Still, the script is enforced with quiet brutality. A boy cries at school and the room shuffles awkwardly. Men weep, and even their friends look away. Emotional honesty is read as contamination, weakness. The most frequent punishment isn’t mockery—it’s invisibility.
Yet even within the narrow corridors of masculinity, moments of connection slip through—often mislabelled. Consider men at a pub watching football, shouting and hugging and emoting wildly over the match. These are real feelings, real bonds, but made palatable only because they’re framed in the safe camouflage of sport. It’s intimacy in drag.
The tragedy is this: while men perform dominance, what they deeply crave is connection. But as hooks observed, domination makes love impossible. So they chase power, and with every success, become more isolated. The performance itself becomes the prison.
What’s offered instead? Often, very little. There are few models for exiting the script without simply flipping it. “Just be softer” is hardly liberating when the underlying logic remains unchanged. Even the “sensitive man” trope gets flattened into caricature—emotionally available, but only in ways that serve others. A new performance, just with different props.

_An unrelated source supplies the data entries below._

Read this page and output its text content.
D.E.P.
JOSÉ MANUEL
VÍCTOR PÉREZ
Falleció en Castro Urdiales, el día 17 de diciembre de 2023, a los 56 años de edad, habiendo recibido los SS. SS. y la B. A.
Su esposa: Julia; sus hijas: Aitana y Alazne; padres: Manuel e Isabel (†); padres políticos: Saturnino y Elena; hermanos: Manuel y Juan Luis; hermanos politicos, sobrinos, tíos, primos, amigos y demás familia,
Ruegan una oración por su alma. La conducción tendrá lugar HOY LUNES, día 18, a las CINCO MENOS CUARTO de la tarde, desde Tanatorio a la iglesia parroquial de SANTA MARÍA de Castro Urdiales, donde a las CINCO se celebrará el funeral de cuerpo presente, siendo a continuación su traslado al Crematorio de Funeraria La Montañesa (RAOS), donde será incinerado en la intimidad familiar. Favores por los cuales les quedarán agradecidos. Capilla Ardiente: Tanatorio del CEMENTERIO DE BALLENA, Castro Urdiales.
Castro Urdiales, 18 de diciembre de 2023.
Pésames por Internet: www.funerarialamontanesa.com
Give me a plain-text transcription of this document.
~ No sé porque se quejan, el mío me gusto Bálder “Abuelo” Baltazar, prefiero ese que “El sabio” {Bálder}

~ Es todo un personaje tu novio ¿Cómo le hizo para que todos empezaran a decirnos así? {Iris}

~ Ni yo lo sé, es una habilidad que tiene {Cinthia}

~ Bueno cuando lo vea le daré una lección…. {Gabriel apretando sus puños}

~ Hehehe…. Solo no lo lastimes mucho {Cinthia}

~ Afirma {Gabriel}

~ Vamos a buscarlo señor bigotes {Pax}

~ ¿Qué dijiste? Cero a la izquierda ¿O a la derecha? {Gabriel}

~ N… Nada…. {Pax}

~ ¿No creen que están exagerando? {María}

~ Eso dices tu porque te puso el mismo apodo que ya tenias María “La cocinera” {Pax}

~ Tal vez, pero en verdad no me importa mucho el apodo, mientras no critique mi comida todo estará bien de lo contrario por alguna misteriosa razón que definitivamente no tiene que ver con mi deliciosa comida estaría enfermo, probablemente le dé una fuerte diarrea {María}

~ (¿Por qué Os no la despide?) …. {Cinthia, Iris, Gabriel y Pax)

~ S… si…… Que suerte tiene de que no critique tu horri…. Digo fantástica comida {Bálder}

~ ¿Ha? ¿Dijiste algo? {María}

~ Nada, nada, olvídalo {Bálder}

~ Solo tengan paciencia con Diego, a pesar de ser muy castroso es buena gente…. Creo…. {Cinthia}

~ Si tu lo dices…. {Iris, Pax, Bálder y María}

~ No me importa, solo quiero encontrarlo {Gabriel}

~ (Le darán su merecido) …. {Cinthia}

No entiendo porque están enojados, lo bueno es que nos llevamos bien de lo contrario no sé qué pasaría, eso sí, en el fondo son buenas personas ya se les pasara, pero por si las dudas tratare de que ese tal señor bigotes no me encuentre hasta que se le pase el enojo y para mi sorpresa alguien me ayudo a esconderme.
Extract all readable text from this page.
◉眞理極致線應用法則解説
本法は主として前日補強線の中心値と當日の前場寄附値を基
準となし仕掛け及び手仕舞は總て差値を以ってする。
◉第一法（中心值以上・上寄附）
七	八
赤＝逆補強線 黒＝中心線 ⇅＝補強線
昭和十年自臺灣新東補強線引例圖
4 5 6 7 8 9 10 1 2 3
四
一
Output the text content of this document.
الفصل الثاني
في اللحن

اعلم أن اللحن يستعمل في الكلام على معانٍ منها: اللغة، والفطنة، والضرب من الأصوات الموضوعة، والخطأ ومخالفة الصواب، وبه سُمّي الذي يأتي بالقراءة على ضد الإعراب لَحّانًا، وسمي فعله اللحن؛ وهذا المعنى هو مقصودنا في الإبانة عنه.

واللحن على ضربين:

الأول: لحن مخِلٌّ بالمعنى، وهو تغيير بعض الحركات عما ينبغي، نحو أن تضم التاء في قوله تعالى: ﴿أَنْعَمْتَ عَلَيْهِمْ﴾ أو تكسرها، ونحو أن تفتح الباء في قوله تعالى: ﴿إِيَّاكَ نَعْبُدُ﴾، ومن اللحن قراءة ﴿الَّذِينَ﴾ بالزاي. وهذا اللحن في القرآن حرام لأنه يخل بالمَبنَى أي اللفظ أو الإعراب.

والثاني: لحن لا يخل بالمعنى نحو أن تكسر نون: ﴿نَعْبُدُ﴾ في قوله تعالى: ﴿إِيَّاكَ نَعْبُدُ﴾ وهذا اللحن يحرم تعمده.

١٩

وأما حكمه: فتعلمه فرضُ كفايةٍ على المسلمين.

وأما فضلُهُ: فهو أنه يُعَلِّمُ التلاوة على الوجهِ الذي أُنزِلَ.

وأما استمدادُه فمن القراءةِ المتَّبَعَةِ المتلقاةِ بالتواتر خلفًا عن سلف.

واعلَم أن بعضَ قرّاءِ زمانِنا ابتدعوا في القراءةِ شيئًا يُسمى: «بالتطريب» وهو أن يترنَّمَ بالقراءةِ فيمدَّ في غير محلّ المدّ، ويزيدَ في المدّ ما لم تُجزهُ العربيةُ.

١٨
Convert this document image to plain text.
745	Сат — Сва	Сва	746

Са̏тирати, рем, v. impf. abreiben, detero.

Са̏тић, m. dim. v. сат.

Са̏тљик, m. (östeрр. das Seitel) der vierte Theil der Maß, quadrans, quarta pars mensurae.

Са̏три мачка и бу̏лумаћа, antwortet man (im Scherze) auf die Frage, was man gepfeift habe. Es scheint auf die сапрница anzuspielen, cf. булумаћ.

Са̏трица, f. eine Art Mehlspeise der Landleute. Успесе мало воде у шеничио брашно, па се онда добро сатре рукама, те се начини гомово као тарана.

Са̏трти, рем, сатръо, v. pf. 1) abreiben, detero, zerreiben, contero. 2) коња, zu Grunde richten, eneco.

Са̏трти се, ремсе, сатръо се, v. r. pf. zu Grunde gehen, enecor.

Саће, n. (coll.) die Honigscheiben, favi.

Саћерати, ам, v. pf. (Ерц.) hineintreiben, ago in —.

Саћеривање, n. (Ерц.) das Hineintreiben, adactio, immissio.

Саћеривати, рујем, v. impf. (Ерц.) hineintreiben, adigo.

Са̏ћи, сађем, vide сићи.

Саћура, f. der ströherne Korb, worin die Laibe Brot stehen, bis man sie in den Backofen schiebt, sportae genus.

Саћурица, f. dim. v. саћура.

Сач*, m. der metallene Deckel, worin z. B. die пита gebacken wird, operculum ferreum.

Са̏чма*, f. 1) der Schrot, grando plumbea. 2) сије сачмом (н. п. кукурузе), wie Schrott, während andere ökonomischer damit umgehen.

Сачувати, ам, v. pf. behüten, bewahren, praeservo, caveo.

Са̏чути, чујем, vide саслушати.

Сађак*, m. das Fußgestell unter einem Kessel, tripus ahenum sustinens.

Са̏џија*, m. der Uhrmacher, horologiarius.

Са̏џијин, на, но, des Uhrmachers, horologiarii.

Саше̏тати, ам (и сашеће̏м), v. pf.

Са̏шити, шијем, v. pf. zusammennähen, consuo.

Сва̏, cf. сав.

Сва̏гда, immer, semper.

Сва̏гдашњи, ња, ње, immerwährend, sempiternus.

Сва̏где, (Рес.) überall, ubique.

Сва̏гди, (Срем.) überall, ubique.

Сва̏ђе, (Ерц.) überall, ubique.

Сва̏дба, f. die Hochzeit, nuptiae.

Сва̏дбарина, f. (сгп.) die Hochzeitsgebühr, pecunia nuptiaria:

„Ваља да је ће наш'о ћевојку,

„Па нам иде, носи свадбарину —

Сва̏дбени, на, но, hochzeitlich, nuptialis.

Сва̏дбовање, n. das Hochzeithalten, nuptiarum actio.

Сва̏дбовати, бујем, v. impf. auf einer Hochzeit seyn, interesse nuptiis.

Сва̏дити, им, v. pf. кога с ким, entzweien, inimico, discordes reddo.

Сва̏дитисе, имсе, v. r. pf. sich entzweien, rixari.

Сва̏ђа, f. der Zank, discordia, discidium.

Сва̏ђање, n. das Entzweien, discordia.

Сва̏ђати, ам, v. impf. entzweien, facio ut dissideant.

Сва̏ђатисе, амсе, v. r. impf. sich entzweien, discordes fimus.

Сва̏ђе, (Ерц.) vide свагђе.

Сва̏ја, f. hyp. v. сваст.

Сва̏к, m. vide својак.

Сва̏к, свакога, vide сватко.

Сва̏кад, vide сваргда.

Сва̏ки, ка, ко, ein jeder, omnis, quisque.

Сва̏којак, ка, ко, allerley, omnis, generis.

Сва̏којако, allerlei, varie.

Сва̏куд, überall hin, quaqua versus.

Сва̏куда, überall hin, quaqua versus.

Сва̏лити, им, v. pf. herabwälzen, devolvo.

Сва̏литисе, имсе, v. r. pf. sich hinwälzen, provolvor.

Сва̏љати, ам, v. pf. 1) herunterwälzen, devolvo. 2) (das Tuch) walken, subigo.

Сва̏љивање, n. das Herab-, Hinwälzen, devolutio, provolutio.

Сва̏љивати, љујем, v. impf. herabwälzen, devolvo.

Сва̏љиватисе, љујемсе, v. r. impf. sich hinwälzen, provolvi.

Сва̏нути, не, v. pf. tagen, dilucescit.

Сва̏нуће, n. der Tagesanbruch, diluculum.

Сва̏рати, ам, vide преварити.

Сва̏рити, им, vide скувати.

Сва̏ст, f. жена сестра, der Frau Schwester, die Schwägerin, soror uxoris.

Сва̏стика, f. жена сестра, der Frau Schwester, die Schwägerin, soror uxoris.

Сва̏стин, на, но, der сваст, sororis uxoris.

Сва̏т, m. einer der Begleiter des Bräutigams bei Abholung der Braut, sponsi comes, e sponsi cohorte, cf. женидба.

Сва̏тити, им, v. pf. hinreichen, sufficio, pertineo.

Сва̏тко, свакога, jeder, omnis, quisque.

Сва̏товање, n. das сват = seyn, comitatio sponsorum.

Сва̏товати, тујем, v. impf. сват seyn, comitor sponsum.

Hooks proposes something more radical: feminist masculinity. Not a rejection of maleness, but a reimagining. Not weakness, not softness, but integrity, emotional awareness, relational skill. A masculinity based not on power over others but responsibility towards them. Not less masculine, but more fully human.
This vision is still rare in popular culture, but it doesn’t need to be fictional. It begins by acknowledging that the script exists—and choosing to stop performing. It begins with honesty. With men saying, “I’m scared, and I don’t know what to do,” without flinching. With friendships not built on competition, but on care. With fathers teaching sons that courage includes vulnerability. With strength defined not by how much pain can be hidden, but by how much truth can be spoken.